It's so exciting to make a year-end list full of new artists and new projects by established artists. I'm not saying these are the best albums of the year, just the ones I liked the best.
- Jonsi Go
- Clem Snide Meat of Life
- Sleigh Bells Treats
I wrote about these three albums earlier in the year, and every single one of them held up. The Jonsi album offers more up for discovery each time I listen; Clem Snide still makes me feel like I'm the only girl in the room; and the Sleigh Bells concert was the most physically exciting and aggressive I've been to since I saw Rage Against the Machine.
- Jenny and Johnny I’m Having Fun Now
- Best Coast Crazy for You
Two shimmering, California-esque gestures to 60s girl groups. Jenny and Johnny's (that's Jenny Lewis of Rilo Kiley and Jonathan Rice) up-beat sound belies the economic and emotional turmoil evident in the lyrics, while Best Coast's sung sighs for loves lost or not yet gained is no less delightful for its lack of lyrical depth.

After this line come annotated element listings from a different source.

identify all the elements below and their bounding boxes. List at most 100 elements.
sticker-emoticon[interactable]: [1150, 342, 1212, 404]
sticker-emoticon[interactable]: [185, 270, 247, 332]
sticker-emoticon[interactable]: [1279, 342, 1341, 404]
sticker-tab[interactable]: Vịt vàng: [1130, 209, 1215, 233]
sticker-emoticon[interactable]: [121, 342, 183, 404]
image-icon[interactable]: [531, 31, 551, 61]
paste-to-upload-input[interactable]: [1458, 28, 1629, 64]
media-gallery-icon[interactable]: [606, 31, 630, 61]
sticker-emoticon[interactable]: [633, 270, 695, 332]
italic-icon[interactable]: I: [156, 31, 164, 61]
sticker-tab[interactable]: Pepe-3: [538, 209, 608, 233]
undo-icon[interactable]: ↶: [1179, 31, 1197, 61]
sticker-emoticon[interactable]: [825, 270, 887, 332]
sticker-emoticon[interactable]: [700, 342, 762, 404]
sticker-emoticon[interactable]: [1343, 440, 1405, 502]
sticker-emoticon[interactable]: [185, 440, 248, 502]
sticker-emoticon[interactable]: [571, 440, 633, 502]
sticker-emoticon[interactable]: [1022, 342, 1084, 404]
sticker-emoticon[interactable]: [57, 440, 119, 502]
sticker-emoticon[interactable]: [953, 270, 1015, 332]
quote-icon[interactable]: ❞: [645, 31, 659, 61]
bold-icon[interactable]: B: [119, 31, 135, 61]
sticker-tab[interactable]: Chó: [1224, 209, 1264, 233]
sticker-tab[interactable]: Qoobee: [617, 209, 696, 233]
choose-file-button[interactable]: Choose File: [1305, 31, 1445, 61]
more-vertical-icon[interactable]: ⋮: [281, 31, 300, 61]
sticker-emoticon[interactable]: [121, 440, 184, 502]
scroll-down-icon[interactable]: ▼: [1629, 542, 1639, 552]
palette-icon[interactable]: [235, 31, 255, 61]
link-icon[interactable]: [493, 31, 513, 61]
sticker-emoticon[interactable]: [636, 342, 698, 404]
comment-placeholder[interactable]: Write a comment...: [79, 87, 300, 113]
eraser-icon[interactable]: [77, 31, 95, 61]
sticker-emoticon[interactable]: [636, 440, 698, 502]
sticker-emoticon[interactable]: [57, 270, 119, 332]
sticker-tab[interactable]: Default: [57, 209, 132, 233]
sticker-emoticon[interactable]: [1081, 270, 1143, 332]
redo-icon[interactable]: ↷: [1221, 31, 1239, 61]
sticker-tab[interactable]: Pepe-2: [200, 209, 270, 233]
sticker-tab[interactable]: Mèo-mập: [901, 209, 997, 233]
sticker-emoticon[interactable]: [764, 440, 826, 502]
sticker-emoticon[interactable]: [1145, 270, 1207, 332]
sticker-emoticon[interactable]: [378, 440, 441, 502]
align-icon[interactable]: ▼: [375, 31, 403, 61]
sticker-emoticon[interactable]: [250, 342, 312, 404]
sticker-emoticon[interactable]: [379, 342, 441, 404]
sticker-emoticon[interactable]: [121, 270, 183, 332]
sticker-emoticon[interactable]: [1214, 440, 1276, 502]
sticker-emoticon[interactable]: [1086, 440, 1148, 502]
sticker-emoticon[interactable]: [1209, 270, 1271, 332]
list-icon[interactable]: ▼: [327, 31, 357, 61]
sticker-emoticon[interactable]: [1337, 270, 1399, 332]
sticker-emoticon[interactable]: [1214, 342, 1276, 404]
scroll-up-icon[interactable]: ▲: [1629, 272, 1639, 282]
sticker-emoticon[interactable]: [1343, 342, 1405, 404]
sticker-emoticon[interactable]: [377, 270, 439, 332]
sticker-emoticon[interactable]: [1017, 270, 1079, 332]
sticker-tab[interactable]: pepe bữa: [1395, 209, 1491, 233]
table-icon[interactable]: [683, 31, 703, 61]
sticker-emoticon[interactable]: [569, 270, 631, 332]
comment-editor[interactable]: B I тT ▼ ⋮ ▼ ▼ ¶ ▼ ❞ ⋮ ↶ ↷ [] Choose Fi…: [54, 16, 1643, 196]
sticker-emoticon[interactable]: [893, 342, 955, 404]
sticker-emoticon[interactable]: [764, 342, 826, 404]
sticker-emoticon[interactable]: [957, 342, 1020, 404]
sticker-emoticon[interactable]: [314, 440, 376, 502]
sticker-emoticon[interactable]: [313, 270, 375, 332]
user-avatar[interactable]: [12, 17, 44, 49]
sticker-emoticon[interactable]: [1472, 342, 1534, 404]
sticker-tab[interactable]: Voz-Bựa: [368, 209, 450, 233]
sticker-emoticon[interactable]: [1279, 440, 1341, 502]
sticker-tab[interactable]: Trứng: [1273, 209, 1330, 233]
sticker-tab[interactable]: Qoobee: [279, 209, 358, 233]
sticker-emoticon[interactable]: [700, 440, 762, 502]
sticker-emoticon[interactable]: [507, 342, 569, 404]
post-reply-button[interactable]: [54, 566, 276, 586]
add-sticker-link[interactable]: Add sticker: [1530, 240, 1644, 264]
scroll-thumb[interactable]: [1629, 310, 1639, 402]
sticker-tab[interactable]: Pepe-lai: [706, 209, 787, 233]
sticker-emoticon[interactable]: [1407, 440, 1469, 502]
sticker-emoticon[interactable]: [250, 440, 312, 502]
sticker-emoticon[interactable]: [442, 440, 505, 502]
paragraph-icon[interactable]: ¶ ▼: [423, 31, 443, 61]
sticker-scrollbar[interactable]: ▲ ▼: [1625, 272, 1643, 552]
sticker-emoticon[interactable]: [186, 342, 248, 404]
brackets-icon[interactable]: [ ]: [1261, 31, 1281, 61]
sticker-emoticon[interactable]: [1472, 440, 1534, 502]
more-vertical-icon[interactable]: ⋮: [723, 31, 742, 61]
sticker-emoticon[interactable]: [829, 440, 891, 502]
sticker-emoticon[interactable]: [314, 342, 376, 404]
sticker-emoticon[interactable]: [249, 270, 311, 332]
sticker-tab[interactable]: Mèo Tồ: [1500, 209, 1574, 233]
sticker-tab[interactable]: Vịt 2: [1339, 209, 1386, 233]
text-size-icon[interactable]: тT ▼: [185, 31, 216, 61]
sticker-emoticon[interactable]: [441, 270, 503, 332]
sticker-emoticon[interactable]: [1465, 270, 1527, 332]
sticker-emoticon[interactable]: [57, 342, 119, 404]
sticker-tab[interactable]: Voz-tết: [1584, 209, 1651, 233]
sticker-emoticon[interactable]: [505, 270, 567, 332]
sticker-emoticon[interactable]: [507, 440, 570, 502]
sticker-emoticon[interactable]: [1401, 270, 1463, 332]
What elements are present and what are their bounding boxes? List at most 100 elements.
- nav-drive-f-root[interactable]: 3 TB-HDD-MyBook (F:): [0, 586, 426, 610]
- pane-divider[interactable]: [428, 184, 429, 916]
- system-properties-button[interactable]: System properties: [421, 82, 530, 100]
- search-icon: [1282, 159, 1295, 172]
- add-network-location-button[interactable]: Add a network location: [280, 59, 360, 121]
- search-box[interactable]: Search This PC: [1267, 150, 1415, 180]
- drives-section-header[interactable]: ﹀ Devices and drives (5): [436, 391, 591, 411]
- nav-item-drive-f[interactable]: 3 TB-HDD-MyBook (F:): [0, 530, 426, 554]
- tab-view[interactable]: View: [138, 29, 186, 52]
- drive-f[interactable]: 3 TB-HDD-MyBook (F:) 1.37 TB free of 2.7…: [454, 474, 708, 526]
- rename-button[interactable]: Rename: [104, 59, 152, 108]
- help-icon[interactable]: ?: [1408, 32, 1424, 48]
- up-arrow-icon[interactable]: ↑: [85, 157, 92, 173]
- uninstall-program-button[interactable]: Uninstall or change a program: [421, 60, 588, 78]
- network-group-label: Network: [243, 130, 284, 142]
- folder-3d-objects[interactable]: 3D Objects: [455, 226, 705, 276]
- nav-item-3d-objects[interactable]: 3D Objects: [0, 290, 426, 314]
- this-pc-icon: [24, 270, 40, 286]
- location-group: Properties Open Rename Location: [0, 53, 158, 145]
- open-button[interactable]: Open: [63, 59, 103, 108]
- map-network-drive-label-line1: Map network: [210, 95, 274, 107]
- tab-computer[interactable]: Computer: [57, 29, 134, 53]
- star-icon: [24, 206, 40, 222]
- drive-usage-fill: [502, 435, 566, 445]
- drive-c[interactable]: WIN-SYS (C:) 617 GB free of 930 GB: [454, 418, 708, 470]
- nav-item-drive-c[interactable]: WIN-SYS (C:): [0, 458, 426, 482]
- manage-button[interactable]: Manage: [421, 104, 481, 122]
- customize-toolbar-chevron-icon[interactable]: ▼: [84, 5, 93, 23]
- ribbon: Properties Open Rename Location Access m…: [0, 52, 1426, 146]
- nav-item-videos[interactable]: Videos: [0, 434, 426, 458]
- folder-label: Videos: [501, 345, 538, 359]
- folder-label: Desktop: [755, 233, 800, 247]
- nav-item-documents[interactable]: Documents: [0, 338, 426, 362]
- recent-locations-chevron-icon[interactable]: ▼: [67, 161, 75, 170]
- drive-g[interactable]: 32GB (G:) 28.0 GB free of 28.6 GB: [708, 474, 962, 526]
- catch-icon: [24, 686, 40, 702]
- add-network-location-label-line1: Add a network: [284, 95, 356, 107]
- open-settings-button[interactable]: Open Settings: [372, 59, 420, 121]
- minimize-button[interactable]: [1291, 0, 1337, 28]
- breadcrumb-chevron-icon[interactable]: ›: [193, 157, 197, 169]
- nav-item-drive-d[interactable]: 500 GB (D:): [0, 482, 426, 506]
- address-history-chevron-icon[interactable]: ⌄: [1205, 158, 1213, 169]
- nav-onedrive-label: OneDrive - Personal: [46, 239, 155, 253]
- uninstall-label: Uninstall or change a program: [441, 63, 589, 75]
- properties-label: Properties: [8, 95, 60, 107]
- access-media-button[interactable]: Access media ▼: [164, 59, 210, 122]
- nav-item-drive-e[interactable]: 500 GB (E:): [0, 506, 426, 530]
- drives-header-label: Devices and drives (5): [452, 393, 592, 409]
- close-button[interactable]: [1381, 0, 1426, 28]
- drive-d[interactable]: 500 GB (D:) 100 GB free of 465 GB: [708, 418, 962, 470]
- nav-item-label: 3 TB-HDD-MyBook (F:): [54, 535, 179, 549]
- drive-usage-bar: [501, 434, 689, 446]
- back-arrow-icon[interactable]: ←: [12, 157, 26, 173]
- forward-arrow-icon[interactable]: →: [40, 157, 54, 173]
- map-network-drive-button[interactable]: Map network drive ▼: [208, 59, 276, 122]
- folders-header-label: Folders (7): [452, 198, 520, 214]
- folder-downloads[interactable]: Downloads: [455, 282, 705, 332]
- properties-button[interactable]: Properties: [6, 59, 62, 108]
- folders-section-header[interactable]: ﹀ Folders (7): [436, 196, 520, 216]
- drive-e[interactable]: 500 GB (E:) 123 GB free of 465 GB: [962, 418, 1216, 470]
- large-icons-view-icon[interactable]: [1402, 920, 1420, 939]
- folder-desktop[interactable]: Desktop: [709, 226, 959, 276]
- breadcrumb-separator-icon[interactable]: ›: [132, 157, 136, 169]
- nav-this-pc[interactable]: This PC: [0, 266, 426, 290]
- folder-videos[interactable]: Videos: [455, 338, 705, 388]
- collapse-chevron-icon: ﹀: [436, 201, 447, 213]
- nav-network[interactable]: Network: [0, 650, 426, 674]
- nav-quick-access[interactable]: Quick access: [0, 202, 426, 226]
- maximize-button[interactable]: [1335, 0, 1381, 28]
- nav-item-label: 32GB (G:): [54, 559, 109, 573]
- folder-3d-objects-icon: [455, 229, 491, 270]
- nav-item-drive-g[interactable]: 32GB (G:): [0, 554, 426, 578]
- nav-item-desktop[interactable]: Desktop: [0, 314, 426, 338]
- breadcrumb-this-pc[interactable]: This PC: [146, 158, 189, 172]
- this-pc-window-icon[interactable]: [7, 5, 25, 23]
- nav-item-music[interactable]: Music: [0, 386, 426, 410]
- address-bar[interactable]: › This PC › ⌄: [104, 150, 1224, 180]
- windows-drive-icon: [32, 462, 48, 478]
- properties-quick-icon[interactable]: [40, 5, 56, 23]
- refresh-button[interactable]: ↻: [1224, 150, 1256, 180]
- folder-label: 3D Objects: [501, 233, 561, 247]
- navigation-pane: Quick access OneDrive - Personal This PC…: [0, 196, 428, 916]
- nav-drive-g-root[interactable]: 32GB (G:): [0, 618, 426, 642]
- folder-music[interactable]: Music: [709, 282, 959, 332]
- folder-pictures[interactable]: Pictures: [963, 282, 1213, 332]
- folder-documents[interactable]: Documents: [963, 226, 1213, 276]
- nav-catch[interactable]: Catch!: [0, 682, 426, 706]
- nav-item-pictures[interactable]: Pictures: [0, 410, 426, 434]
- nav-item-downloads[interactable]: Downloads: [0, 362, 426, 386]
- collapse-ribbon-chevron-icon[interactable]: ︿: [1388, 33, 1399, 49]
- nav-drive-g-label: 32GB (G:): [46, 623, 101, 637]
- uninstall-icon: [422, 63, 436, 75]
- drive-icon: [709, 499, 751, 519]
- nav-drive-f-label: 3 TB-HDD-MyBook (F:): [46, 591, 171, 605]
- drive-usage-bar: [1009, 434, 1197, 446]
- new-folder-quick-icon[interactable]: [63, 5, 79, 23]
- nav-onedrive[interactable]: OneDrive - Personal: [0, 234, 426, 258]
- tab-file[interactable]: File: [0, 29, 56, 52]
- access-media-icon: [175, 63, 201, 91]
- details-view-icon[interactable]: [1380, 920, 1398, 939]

- Mumford & Sons Sigh No More
This album of hopeful Americana performed by a band of Brits took a while to grow on me, but then suddenly I was hooked.
- A Broken Consort Crow Autumn
- David Karsten Daniels and Fight the Big Bull I Mean to Live Here Still
I once gave my students the assignment of making a soundtrack to their lives. They all made playlists that were very of this moment - who they are right now - but it got me thinking what I want the soundtrack of my future to sound like. Neither of these albums were out when I made my list, but they would have been featured prominently had they been. I love their sound that manages to be both discordant and symphonic.
- LCD Soundsystem This is Happening
James Murphy is still sounding fresh and inventive four albums in.
- John Legend and the Roots Wake Up
Oddly the only political album on my list this year, Wake Up's mines lesser-known soul music from the 60s and early 70s for social justice songs that resonate for the second decade of the 21st century.